Gæa, framed by Celtic knotwork, as a green-skinned, bare-chested woman with leaves for hair

It may be an immensely powerful tool, but DreamStudio can also be rather prudish.β It blurs out any images it thinks might contain the utterly offensive sight of the genitalia with which we are all born, which can be a real problem if the relevant pictures it’s learnt from are all Greek and Roman statues — not exactly works known for their nether modesty. The detection software isn’t perfect, though, and sometimes, like in this portrait of Gæa, it lets a few slip past (perhaps because of the greenish tone with which i instructed itγ to portray Her skin).

Hermes as a swarthy young man wearing a three-feathered crown, fleshy wings emanating from His sides

The algorithm sometimes has issues with more complex prompts, for it is just a machine, and doesn’t actually understand that “ball on top of a red box” means that the ball indeed should be on top of the box, as opposed to by its side, beneath it, or fused together in a horrific amalgam. These troubles somewhat manifested themselves in the above portrait of Hermes; the winged cap He is traditionally depicted with has transformed itself into both a crown and a hulking pair of soaring, fleshy wings emanating from His shoulders, and the recognisable caduceus has been reduced to a bamboo stick by His side.

Perhaps it’s just the style i instructed it to paint in — sixteenth-century European paintings aren’t renowned for their diversity — but DreamStudio also has some real trouble with darker skin tones. You can cry “dark skin, dark bronze skin, dark skin, dark skin, dark skin, black” all you want, but the only thing that can consistently get it to generate anything a shade below the average Spaniard is “African American”, which tends to bring along a heap of other associated physical changes besides just skin tone. (I have to say, i don’t particularly envision Hermes as the eponymous Futurama character in my head.)

Hermaphroditus as an androgynous, twinkish fellow with three arms, laying down by a pond in a bed of leaves

It also has quite some trouble with arms and legs. Originally, i thought of its odd morphings and multiplications as a bug to be stamped out, but i came to see them as a feature, representing the manifold, varied aspects of the Gods, their omnipresence, transcending the limits of human form. (This is also why the Hindus do it, if i recall correctly.)

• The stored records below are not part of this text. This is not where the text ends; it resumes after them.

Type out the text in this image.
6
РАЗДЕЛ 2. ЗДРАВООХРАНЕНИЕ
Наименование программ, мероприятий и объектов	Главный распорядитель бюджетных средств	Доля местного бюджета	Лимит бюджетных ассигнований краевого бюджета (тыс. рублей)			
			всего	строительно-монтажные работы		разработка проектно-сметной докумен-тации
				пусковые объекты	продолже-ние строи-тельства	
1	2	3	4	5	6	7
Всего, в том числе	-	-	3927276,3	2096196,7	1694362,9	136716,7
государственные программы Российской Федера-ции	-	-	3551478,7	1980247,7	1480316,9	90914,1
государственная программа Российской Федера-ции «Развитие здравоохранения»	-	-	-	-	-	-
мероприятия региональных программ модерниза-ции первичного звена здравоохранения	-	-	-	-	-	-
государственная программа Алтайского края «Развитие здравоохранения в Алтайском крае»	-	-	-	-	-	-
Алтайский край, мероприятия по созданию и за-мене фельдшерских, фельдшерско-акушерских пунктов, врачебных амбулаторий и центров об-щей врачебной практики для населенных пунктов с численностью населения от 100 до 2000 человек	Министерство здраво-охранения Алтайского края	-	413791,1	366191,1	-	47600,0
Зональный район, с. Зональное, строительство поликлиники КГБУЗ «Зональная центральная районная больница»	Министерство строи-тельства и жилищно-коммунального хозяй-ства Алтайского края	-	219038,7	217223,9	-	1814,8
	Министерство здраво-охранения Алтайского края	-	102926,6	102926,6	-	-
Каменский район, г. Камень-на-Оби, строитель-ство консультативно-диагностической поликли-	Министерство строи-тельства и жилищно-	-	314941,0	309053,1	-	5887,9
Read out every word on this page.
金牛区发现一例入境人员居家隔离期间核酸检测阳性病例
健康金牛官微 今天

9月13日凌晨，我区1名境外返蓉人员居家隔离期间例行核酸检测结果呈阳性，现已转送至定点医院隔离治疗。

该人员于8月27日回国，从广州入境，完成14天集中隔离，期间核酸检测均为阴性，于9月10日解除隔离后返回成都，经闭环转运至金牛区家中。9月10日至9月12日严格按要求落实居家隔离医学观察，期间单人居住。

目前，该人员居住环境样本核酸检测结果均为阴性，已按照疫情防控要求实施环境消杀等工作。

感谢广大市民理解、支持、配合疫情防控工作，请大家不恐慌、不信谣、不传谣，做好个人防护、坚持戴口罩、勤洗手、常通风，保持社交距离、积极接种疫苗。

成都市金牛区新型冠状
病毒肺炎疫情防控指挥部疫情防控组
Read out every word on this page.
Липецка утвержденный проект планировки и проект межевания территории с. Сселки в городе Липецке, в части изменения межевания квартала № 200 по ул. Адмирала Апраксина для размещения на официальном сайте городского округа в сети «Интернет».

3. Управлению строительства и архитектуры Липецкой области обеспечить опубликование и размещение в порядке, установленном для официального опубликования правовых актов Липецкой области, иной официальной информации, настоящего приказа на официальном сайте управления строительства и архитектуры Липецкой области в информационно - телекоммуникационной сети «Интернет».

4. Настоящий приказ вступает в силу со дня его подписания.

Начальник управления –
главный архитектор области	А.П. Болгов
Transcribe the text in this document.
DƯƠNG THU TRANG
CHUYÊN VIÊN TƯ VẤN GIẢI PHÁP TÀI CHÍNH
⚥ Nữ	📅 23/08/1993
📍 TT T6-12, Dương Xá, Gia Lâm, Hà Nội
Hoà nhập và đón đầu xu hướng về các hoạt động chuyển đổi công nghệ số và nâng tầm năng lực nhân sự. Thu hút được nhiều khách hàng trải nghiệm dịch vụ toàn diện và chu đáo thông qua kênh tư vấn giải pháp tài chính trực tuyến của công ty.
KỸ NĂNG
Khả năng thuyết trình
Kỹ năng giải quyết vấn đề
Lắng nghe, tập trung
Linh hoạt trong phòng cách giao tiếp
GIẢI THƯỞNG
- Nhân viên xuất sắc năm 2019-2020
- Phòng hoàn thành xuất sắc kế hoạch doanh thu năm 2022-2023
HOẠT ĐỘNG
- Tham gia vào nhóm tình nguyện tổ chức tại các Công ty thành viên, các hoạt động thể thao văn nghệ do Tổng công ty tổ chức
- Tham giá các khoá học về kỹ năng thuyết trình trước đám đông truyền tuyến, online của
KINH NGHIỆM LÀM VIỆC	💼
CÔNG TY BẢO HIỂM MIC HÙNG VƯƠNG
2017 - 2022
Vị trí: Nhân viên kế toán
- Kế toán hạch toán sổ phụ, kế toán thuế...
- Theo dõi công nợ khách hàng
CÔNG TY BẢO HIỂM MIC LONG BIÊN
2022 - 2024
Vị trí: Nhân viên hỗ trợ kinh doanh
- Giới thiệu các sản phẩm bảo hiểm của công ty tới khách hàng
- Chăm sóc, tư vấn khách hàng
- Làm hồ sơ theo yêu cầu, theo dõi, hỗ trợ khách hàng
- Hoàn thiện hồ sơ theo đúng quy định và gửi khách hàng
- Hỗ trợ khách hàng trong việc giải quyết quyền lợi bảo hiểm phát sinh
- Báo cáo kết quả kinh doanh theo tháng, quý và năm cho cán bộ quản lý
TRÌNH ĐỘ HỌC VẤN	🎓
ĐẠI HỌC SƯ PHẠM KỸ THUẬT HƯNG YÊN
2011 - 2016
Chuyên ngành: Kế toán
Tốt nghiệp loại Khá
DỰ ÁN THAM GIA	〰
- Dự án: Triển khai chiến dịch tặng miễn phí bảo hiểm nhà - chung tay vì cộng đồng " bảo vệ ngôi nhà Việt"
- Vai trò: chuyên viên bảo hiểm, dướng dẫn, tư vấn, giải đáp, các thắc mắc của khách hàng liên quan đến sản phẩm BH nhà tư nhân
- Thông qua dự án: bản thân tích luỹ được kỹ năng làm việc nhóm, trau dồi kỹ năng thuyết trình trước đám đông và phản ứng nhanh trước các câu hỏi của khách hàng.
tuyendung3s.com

I would have rather the above portrait of Hermaphroditos been slightly more, ah, gynomorphic around the chest, so to speak, but i’d been trying to get a decent pose for what felt like an hour and i didn’t feel like fighting the blur anymore.

Dionysos as a three-legged and -armed bearded man, overweight but muscled, covered in flowers

So then — it’s a bit off in places, and lacks the leopard-skin toga i would have liked, and lord knows what the objects He’s holding are meant to be, and it turned out the computer really, really, struggled with the basic concept of a faun or satyr’s legs, but we end this post with DreamStudio’s interpretation of an icon of Dionysos, framed by some beautiful landscape.

Navigating through the neural net’s knowledge and limitations has been a fascinating, illuminating exercise, which has left no doubt in my mind that “AI art” is, indeed, just that: art. It seems to me much more comparable to something like photography than painting: rather than doing the hard work by hirself with brush strokes and pencil lines, the artist guides hir computer collaborator through latent space, pressing “click” when sie finds something appealing. One can only hope the Muses would approve.